Para ese rato, todos en el bar prestaban atención a las palabras pronunciadas por el coronel en voz alta.
- Salud “amigos” – pronunció el coronel luego de tomar su vaso y secar su cerveza.

Justo en ese instante… todo fue silencio.

Afuera continuaba el rocío matinal. Después de tanta palabra y trago se harto del pasado. Se dispuso a abandonar el antro y el orgullo retenido dentro de él, aumentado por sus históricos relatos, así como el licor, le impedían pedir ayuda, era una señal de debilidad según él. Como dicen los jóvenes: el coronel estaba en otras.
Ningún peruano de corazón demuestra debilidad, concha’sumare pensó el coronel.
-¡Ya me voy Carajo! y déjenme sólo- grito el coronel mientras abandonaba el piso de cerámica dura hacia el pavimento; las risas fueron generales. Y tristemente, nadie se disponía a ayudarlo.

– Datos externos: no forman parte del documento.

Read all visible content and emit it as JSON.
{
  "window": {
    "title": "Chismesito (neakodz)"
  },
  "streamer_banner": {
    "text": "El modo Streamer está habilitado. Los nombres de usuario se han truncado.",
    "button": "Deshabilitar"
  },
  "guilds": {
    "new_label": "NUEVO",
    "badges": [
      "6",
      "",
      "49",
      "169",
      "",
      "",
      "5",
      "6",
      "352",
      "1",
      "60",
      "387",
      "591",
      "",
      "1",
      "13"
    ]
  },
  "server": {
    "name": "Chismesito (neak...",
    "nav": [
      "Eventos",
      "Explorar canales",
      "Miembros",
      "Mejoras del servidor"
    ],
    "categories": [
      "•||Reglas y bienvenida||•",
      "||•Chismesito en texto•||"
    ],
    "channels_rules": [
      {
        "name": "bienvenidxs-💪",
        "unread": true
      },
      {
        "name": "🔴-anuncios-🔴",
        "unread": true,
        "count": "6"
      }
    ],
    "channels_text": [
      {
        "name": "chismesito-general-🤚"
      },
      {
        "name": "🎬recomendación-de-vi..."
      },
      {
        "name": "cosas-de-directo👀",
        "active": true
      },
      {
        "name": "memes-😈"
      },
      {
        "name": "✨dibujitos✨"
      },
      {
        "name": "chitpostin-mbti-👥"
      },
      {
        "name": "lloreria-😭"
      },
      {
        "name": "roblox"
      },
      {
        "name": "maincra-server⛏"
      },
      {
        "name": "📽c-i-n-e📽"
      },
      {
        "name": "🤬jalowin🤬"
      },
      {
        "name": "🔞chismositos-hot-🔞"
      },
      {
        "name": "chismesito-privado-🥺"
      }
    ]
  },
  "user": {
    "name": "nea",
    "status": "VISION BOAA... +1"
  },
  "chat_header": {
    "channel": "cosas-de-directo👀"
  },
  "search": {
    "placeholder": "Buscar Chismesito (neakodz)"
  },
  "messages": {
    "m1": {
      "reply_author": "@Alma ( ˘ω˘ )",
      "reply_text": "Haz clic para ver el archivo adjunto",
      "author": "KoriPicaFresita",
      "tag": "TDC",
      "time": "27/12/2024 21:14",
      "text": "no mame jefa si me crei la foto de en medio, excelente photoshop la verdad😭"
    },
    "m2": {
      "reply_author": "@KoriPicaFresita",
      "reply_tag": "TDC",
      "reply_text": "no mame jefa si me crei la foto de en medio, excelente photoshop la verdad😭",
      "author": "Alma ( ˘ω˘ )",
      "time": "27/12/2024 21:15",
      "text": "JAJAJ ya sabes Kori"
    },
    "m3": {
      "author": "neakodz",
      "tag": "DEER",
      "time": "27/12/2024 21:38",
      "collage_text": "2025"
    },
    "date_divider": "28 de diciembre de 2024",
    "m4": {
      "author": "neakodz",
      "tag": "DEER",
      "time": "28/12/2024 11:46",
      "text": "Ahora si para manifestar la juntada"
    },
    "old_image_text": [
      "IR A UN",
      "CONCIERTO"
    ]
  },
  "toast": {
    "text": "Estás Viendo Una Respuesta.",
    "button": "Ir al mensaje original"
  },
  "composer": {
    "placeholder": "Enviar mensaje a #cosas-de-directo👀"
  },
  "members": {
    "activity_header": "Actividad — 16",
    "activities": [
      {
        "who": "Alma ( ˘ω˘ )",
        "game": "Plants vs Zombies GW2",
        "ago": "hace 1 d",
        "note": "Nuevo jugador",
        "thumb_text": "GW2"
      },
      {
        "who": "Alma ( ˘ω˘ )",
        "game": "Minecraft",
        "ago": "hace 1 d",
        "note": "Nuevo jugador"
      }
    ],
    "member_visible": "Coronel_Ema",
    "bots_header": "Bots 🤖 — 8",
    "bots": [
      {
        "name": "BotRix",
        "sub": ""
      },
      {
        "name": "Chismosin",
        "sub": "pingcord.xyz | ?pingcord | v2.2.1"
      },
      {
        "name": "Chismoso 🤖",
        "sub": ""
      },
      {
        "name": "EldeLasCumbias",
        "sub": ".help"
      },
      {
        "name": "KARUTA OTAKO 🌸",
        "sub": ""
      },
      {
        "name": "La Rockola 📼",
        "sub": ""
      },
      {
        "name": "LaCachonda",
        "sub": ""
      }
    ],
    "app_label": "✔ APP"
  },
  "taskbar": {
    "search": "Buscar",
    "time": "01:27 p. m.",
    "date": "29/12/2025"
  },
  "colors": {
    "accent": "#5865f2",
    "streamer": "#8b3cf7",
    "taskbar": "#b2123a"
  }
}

Sin embargo, él sabía lo mal que se encontraba. Tambaleando de lado a lado, se aproximó a la puerta y se dispuso a continuar… Las sombras lo cubrían todo, las tenues luces amarillas de los faroles de la calle no alumbraban lo suficiente, ni para poder caminar sobrio. Las 3 de la madrugada y una sola alma en la calle Vivanco: la suya. De pronto, el coronel empezó a confundir las cosas. Disparos lejanos, la bocina de un auto, una marcha fúnebre, más disparos, una procesión, una explosión de granada, insultos y el mar.

Continúo caminando, todo estaba oscuro y su visión se confundía a cada paso más, se mareaba, pero no importaba. El coronel se defiende sólo y, como sabía, él podía contra cosas peores. Sin embargo, no pensó en aquellos pirañitas que salieron de la nada de las transversales de Vivanco, provenientes de quien sabe que barriucho de Lima. Primero lo interceptaron y luego comenzó lo peor.
- ¿Qué chucha quieren? – les grito el coronel con los efectos del alcohol.

Después de sus palabras, sorpresivamente, un piraña lo agarró por la espalda inhabilitándolo totalmente; tan sólo un par de golpes lograron que terminara en el piso, luego lograron extraerle la vieja billetera, su contenido y el viejo celular que portaba. Después de patearlo al ver el corto contenido de la billetera, le quitaron la ropa y lo dejaron desnudo en plena calle. Uno de los rateros, al encontrar su carnet militar, subió la mano a su sien, la bajo y le estiro el dedo medio alejándose en la oscuridad. El coronel se paro contra todo pronóstico, pese al alcohol y el orgullo herido, y recordó... una vez más

Al final de todo, creo que nadie se hubiera imaginado que el gran coronel del ejército, héroe de guerra y soldado inmutable, Joaquín Pedraza, juzgado incorrectamente, iba a terminar borracho y calato en una esquina vacía de Pueblo Libre cantando, bajo la lluvia limeña rala y húmeda, el himno nacional…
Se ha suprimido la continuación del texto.